A Cultura Artística tem uma temporada cheia de boas formações, e além dos dois eventos mencionados, vale a pena programar-se para a apresentação de Joyce DiDonato e o conjunto Il Pomo d’Oro nos dias 22 e 23 de outubro, os recitais de Antonio Meneses (acompanhado por Cristian Budu) e Nelson Freire – em março e novembro, respectivamente – além daquela que pessoalmente mais me desperta a curiosidade profissional, o concerto da Beijing Symphony Orchestra dos dias 07 e 08 de maio (obras de Dvorak e Tchaikovsky).

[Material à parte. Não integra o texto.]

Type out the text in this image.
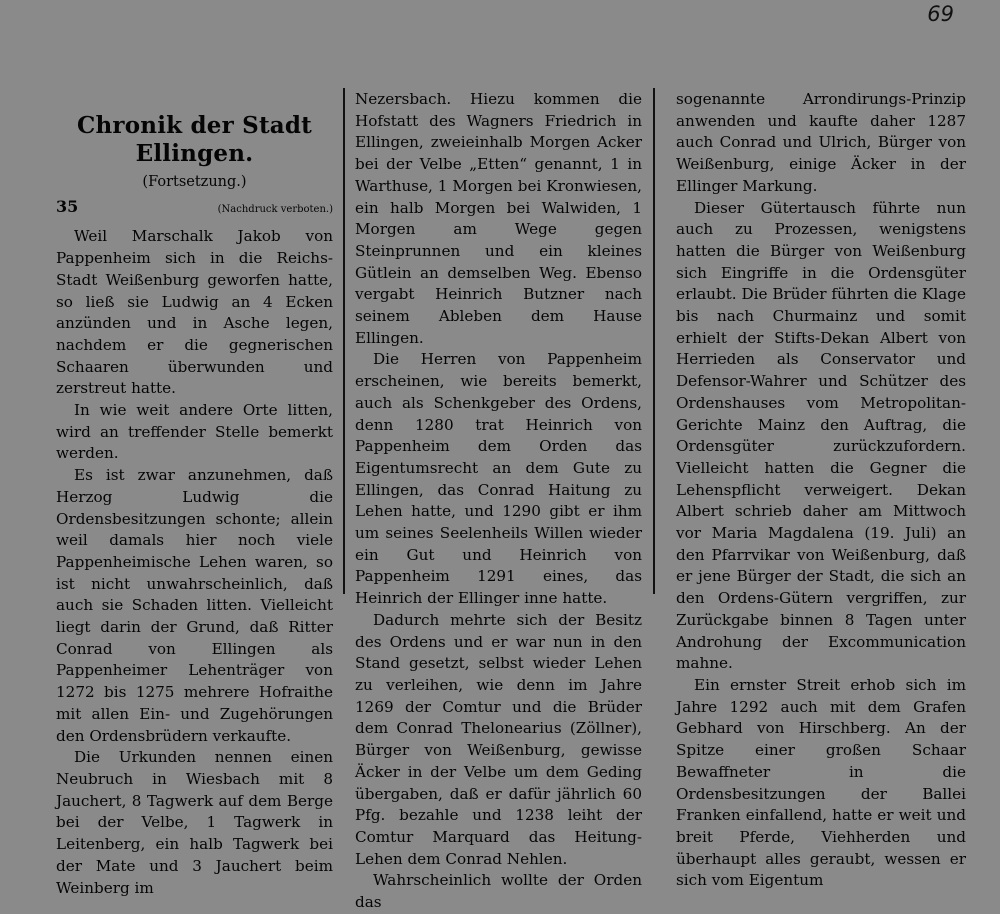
69
Chronik der Stadt Ellingen.
(Fortsetzung.)
35	(Nachdruck verboten.)

Weil Marschalk Jakob von Pappenheim sich in die Reichs-Stadt Weißenburg geworfen hatte, so ließ sie Ludwig an 4 Ecken anzünden und in Asche legen, nachdem er die gegnerischen Schaaren überwunden und zerstreut hatte.

In wie weit andere Orte litten, wird an treffender Stelle bemerkt werden.

Es ist zwar anzunehmen, daß Herzog Ludwig die Ordensbesitzungen schonte; allein weil damals hier noch viele Pappenheimische Lehen waren, so ist nicht unwahrscheinlich, daß auch sie Schaden litten. Vielleicht liegt darin der Grund, daß Ritter Conrad von Ellingen als Pappenheimer Lehenträger von 1272 bis 1275 mehrere Hofraithe mit allen Ein- und Zugehörungen den Ordensbrüdern verkaufte.

Die Urkunden nennen einen Neubruch in Wiesbach mit 8 Jauchert, 8 Tagwerk auf dem Berge bei der Velbe, 1 Tagwerk in Leitenberg, ein halb Tagwerk bei der Mate und 3 Jauchert beim Weinberg im

Nezersbach. Hiezu kommen die Hofstatt des Wagners Friedrich in Ellingen, zweieinhalb Morgen Acker bei der Velbe „Etten“ genannt, 1 in Warthuse, 1 Morgen bei Kronwiesen, ein halb Morgen bei Walwiden, 1 Morgen am Wege gegen Steinprunnen und ein kleines Gütlein an demselben Weg. Ebenso vergabt Heinrich Butzner nach seinem Ableben dem Hause Ellingen.

Die Herren von Pappenheim erscheinen, wie bereits bemerkt, auch als Schenkgeber des Ordens, denn 1280 trat Heinrich von Pappenheim dem Orden das Eigentumsrecht an dem Gute zu Ellingen, das Conrad Haitung zu Lehen hatte, und 1290 gibt er ihm um seines Seelenheils Willen wieder ein Gut und Heinrich von Pappenheim 1291 eines, das Heinrich der Ellinger inne hatte.

Dadurch mehrte sich der Besitz des Ordens und er war nun in den Stand gesetzt, selbst wieder Lehen zu verleihen, wie denn im Jahre 1269 der Comtur und die Brüder dem Conrad Thelonearius (Zöllner), Bürger von Weißenburg, gewisse Äcker in der Velbe um dem Geding übergaben, daß er dafür jährlich 60 Pfg. bezahle und 1238 leiht der Comtur Marquard das Heitung-Lehen dem Conrad Nehlen.

Wahrscheinlich wollte der Orden das

sogenannte Arrondirungs-Prinzip anwenden und kaufte daher 1287 auch Conrad und Ulrich, Bürger von Weißenburg, einige Äcker in der Ellinger Markung.

Dieser Gütertausch führte nun auch zu Prozessen, wenigstens hatten die Bürger von Weißenburg sich Eingriffe in die Ordensgüter erlaubt. Die Brüder führten die Klage bis nach Churmainz und somit erhielt der Stifts-Dekan Albert von Herrieden als Conservator und Defensor-Wahrer und Schützer des Ordenshauses vom Metropolitan-Gerichte Mainz den Auftrag, die Ordensgüter zurückzufordern. Vielleicht hatten die Gegner die Lehenspflicht verweigert. Dekan Albert schrieb daher am Mittwoch vor Maria Magdalena (19. Juli) an den Pfarrvikar von Weißenburg, daß er jene Bürger der Stadt, die sich an den Ordens-Gütern vergriffen, zur Zurückgabe binnen 8 Tagen unter Androhung der Excommunication mahne.

Ein ernster Streit erhob sich im Jahre 1292 auch mit dem Grafen Gebhard von Hirschberg. An der Spitze einer großen Schaar Bewaffneter in die Ordensbesitzungen der Ballei Franken einfallend, hatte er weit und breit Pferde, Viehherden und überhaupt alles geraubt, wessen er sich vom Eigentum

Pela Osesp, programe-se para não perder a “Quarta Sinfonia” de Mahler (dias 28, 29 e 30 de março), o Quinteto de Schubert com Pieter Wispelwey e o Quarteto Osesp (07 de abril), o interessantíssimo programa dos dias 13, 14 e 15 de Junho que traz, além de Arnaldo Cohen, uma nova transcriação pelo compositor Flo Menezes de onze canções de Johannes Brahms. Ah, e fique atento ao pianista cubano Jorge Luis Prats, que pude ouvir há mais de vinte anos e foi à época uma revelação: ele se apresenta nos dias 05, 06 e 07 de setembro com o “Terceiro Concerto” de Rachmaninov e no dia 09 em recital com a desafiadora “Suíte Iberia” de Isaac Albeniz.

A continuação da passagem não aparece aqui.